Formlabs announced today the release of the Form 1, their “prosumer” desktop printer that uses stereolithograpy to produce highly detailed models.
“The Form 1 marries high-end stereolithography (SL) technology and a seamless user experience at a price affordable to the professional designer, engineer and maker.”
A common complaint of current desktop printers like Makerbot, Ultimaker, and RepRap that use FDM extrusion technology, is that the print quality is too low. The Form 1 tackles this head on and the high quality results speak for themselves. Another printer in the “at home” printing market is great news for consumers too. The Form 1 promises to be “An end-to-end package. Printer, software, and post-processing kit that just works. Right out of the box.”

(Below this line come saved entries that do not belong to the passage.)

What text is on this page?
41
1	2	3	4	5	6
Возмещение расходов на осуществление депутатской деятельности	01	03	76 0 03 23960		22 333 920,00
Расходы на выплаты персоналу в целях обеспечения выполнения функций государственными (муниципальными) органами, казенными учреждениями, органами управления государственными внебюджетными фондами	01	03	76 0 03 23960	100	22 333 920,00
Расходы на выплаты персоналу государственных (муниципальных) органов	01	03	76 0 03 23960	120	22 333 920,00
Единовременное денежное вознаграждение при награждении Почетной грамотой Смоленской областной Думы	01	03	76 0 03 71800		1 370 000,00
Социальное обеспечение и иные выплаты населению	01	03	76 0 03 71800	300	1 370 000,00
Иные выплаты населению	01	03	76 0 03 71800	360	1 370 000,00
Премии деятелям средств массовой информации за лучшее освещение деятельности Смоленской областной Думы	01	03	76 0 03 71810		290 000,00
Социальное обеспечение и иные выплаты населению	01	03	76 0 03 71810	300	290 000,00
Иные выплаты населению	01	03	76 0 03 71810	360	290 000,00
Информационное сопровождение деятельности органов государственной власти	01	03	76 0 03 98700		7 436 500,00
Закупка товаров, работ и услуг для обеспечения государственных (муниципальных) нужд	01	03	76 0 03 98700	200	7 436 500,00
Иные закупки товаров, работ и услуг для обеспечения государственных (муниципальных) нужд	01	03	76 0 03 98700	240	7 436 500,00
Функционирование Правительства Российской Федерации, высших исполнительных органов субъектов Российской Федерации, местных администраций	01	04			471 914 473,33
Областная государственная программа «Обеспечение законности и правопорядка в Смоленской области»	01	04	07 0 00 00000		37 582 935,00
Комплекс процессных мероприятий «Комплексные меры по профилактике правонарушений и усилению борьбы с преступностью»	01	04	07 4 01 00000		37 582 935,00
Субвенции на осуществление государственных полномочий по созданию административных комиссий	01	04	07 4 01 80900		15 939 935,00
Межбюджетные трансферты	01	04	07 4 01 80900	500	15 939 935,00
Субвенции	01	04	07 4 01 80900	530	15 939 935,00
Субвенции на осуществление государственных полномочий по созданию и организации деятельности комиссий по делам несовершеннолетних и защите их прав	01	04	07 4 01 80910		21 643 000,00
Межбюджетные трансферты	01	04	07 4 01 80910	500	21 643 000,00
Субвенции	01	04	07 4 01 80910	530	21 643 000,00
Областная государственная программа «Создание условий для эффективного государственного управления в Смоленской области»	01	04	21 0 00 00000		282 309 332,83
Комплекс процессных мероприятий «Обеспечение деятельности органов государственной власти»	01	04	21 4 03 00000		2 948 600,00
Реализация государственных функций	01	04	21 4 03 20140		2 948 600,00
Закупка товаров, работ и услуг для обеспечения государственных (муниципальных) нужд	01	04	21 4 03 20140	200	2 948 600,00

The price is affordable though the regular retail price has not been announced. At $2499 it is comparable to the price of the Replicator 2.
They have a kickstarter campaign to manage pre-sales and generate funds to ramp up production. The machines are selling fast! They have reached their goal of 100K in 2.5 hours.
Formlabs is a Boston-based start-up founded by a trio of MIT grads with impressive backers like Eric Schmidt and Mitch Kapor. They’ve also enlisted Dragon Innovation, a manufacturing consultancy, to assist with the production of the printers and hopefully avoid the kinds of hurdles we’ve seen other successful kickstarter campaigns face.
Nice work guys. I’m excited to see the results!
1 Comment
Ah, good, a real 3d printer. The thousandth-of-an-inch barrier has been broken. Yay!